Last year, the CBP created a new system that asks importers to ensure the security of the entire supply chain, from point of origin to final destination. The system is part of the Customs-Trade Partnership Against Terrorism [CTPAT] initiative that began on April 17, 2002. Customs normally does not question the origins of goods from importers and manufacturers enrolled in CTPAT because those importers and manufacturers should be familiar with their overseas clothing plants. But not all importers and manufacturers are enrolled in the C-TPAT program.

As China has grown to be a major apparel supplier to the United States, many factories have been quickly using up their annual quotas. The result is that some have been devising ingenious ways to circumvent U.S. quota restrictions by sending their Chinese-made garments to other countries, where new labels are sewn on before goods are shipped to the United States. This could be the case with goods coming from Russia, according to customs officials. China and Russia share a common border.

Or, officials said, manufacturers could be sewing “Made in Russia” labels into goods at Chinese factories and then creating false documents that say the goods were made in Russia— even though they never entered that country.

“If I were customs, I would stop goods coming from Russia,” said Robert Krieger, president of Norman Krieger Inc., a Los Angeles customs broker and freight forwarder that handles several apparel accounts. “There are a lot of rumors about transshipments going through Russia.”

Krieger noted it is often difficult for customs officials to determine where goods are really sewn. “There is no Russian-made machine that produces a woven or knit garment different from a Chinese machine,” he said.

He still tells his clients to have extensive documentation that proves where their imported garments were made to expedite goods through customs in Los Angeles.

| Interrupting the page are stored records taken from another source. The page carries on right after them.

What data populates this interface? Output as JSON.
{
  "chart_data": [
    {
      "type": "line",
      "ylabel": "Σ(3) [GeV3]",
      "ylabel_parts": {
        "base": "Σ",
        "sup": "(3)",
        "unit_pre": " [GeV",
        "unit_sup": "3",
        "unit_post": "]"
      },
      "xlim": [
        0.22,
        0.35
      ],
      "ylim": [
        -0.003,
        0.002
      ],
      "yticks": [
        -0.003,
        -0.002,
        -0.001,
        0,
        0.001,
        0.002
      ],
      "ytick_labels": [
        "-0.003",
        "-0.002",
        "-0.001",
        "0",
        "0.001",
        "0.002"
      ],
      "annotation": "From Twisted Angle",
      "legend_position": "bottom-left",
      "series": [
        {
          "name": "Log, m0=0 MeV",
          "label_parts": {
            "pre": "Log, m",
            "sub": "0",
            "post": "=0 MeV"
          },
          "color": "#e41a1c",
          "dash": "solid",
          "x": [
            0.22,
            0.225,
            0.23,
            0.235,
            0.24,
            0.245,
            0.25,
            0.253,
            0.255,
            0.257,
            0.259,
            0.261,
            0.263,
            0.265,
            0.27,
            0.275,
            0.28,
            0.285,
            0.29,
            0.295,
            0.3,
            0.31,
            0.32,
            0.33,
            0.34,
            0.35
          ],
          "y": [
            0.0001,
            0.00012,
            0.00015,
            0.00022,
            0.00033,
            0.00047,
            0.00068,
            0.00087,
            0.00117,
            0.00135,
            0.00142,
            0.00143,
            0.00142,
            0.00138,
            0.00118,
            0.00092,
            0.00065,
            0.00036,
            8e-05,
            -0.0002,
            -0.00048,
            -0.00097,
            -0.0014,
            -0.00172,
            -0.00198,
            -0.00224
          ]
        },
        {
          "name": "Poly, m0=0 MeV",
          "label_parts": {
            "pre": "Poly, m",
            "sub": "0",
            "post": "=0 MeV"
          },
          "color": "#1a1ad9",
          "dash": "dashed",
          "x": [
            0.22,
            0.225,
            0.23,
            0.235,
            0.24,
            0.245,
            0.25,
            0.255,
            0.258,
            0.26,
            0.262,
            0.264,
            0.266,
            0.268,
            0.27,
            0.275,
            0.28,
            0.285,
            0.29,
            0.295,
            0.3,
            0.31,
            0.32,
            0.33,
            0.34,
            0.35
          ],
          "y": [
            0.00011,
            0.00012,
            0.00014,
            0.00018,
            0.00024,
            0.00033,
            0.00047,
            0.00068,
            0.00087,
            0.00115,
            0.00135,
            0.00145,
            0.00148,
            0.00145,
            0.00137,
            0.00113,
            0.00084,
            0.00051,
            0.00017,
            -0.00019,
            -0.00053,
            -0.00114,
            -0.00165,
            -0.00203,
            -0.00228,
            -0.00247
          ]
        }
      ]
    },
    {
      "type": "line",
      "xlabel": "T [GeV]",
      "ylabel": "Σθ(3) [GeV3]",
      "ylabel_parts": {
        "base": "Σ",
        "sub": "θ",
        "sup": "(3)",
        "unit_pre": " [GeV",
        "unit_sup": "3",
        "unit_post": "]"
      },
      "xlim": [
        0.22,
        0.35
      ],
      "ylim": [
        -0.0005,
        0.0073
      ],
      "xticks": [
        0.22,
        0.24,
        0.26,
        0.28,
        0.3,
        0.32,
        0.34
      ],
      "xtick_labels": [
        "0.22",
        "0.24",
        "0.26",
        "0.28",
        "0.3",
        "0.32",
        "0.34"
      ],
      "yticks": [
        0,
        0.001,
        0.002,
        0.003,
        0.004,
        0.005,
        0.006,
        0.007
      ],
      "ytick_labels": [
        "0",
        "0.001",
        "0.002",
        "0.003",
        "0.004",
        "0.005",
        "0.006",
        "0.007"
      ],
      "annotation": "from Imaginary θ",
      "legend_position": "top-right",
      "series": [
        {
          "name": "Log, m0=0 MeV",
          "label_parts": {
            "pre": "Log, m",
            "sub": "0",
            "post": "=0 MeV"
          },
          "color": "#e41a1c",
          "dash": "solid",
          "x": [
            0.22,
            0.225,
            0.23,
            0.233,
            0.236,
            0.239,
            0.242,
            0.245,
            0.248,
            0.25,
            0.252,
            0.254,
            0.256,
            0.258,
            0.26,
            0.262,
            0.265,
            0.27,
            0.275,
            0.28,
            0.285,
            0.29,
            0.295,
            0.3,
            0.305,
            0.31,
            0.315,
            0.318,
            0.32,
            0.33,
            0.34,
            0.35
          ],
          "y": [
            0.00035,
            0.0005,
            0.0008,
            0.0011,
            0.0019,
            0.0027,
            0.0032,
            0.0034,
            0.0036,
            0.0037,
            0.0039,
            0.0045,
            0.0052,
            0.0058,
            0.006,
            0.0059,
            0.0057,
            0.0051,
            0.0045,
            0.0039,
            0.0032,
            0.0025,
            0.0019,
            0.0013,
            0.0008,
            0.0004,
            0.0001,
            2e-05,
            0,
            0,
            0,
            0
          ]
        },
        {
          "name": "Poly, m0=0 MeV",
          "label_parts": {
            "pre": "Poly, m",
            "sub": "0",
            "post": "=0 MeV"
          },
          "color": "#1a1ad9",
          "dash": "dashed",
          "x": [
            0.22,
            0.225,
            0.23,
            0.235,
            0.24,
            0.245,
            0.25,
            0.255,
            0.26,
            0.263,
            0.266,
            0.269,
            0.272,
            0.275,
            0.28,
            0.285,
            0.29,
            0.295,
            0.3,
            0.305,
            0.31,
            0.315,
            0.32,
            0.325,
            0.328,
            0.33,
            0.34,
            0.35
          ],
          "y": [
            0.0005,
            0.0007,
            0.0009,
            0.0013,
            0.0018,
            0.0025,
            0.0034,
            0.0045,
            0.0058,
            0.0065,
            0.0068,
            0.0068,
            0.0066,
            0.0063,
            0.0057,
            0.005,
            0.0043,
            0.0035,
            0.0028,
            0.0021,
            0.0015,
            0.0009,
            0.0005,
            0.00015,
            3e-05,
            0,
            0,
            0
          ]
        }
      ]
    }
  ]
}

This method is in keeping with an announcement the CBP made in early September to its field operations directors. The announcement stated that additional documents will be required for textiles and textile products imported to the United States. “In order for CBP to ascertain if goods are being legally entered into the United States, additional documents may be requested on specific shipments,” stated a Sept. 5 memo written by Labuda.

Labuda noted there are six countries whose apparel exports to the United States have been scrutinized lately. “We have seen stuff saying it was coming from Kenya, South Africa, Maldives, Uzbekistan and Vietnam, but we suspect they are coming from China,” said Labuda, adding that customs seized $20 million in smuggled apparel last year.

Michael Doram, a customs attorney in Pasadena, Calif., said his apparel clients have been seeing the effects of the memo. He said they have been under the gun to provide detailed documentation verifying where their goods were manufactured—especially when those goods have been imported from Russia, any former Soviet country, Swaziland, Cambodia or Vietnam.

“It is really an astonishing amount of data they want,” Doram said. “Customs has decided they should ask not only for the normal extensive paperwork but also for things like timecards from the factory. They want the daily work schedules of the employees who work in the different departments of the factories. They want transit records through different countries.”

Political year

Some customs attorneys claim the Bush administration has put intense pressure on the CBP to crack down on imports.

“A cynic might say it has something to do with the elections,” Doram said.

But Labuda denies that politics have anything to do with the increased scrutiny on imported apparel.

“No way,” she said. “We’ve been cracking down on this stuff for a while.”